Over the past several years, with strong advances in technology, Artificial Intelligence (AI) and Machine Learning (ML) capabilities have become available in highly compact chipsets. These chipsets have been adopted across vision solutions including low power wearable cameras such as dash cams or body cams, and smart homes to high-end industrial cameras running bleeding edge AI analytics. The rise in adoption of multi-camera solutions is driven by advancements in technology and the increasing demand for more comprehensive and detailed visual data across various applications. A smart camera is one of the key components of a vision’s solution that is used in a variety of applications, including surveillance, industrial automation, autonomous vehicles, and home automation.
Key trends in multi-camera solutions
- Edge Computing: Camera edge computing involves processing data directly on the camera or near the camera device rather than sending it to a centralized cloud server. This approach offers several advantages, particularly in terms of latency, bandwidth usage, privacy, and energy efficiency.
- On-Device Machine Learning: Machine learning models are now deployed directly on the camera that helps in real-time analysis of the visual data. This feature is very useful in real-time object detection, facial recognition, and inconsistent detection.
- Higher resolution camera and frame rates: Adoption of 4K/8K cameras helps in capturing more detailed images for critical applications such as biometric recognition, quality control, and robotic plan automation. We also need higher frame rates to improve the ability to capture fast-moving objects without blur for applications like ADAS, manufacturing plant, and sports analysis.
- Integration with IoT: Multi-camera systems are increasingly integrated with IoT devices, enabling automated responses and interactions based on visual data.
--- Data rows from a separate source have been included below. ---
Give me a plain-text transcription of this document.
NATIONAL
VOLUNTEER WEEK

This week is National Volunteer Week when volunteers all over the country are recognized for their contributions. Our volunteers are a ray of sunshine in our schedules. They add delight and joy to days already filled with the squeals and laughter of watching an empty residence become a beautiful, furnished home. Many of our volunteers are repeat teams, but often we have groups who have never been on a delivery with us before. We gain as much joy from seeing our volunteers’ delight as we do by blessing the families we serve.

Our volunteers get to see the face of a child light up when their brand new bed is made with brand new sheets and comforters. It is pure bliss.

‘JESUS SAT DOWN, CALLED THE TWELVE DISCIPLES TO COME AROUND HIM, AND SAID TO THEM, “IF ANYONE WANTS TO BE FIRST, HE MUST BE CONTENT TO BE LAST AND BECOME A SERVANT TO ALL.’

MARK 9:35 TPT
- Interoperability: Standardization and interoperability protocols facilitate seamless communication between cameras and other smart devices.
- Enhanced Data Security Encryption: With the increasing amount of sensitive data captured by cameras, robust encryption methods are being implemented to protect data during transmission and storage.
- Access Control: Advanced access control mechanisms ensure that only authorized personnel can access and manage the camera feeds and data.
A typical vision-based solution comprises multiple smart cameras that help to capture different viewpoints of the same scene to provide more comprehensive information. There are key components of a vision-based solution including:
Cameras:
- Multiple cameras to cover 360-degree field-of-view
- High-resolution cameras to capture detailed images
- Mechanism to synchronize feeds and images from multiple cameras
Image Processing Software:
- Stitching algorithms to create a panoramic view
- Object detection and tracking algorithms
- Algorithms to adjust environmental condition
Software Frameworks and Libraries:
- Computer vision and machine learning software libraries with bindings for various languages like C++, Python, and Java
- Extensive collection of algorithms, support for deep learning frameworks
- Machine learning frameworks like TensorFlow, PyTorch, OpenCV
- Middleware for data fusion and communication between different system components
Camera Management Application
- Camera provisioning application to configure and set up cameras, often in a network or surveillance system, to ensure they function correctly and meet specific requirements
- Calibration software to align the cameras and correct lens distortions
- Application to schedule over-the-air upgrades
While developing these vision-based solutions, developers face many challenges and must consider multiple factors. Some of the key challenges are:
- Solution comprising of multiple types of cameras; lack of standardization and common framework to develop, manage and test these cameras
- Image synchronization: It is critical that all cameras capture frames at the same time for accurate stitching and analysis
- Accurate camera calibration to minimize errors in the combined view
- High compute capabilities to process data from multiple high-resolution cameras in real-time and decision making
- Unpredictable environmental and lighting conditions can affect image quality and processing accuracy
eInfochips’ Role
eInfochips has developed a Reusable Camera Framework (RCF) to accelerate time-to-market of multi-camera solutions. It is a hardware platform-agnostic solution that can be used as a firmware platform for IP camera design. The framework provides a proven, well-tested, must-have feature set for connected, single-sensor or multi-sensor camera solutions that would significantly reduce development effort and time-to-market. This framework allows you to configure key parameters of the camera while providing real-time control over capture, render, and post process activities on video streams or images. RCF’s modular, micro-services-based architecture is extremely flexible and customizable through a complete and well-defined set of APIs. The framework has been optimized to run on various embedded platforms from leading industry organizations, such as Qualcomm, TI, and Ambarella with only a minimal set of components having platform or vendor-specific dependencies.
Product companies can also add/customize services and modules within RCF to run on camera or on another device over the network. Any new service integrated with RCF has the same level of fast access to camera data as any other native component. It enables the reuse of purpose-built core services to kick-start development and thus allowing OEMs to focus on breakthrough technology innovations.
If you would like to know more about the framework, please reach out to marketing@einfochips.com.
Wrapping Up
In this rapidly evolving technology industry, product companies are looking for solutions that are scalable and reusable to cut short their development time. A typical surveillance or an automation company wants to focus on their niche solutioning like AI on edge, advanced analytics and monitoring.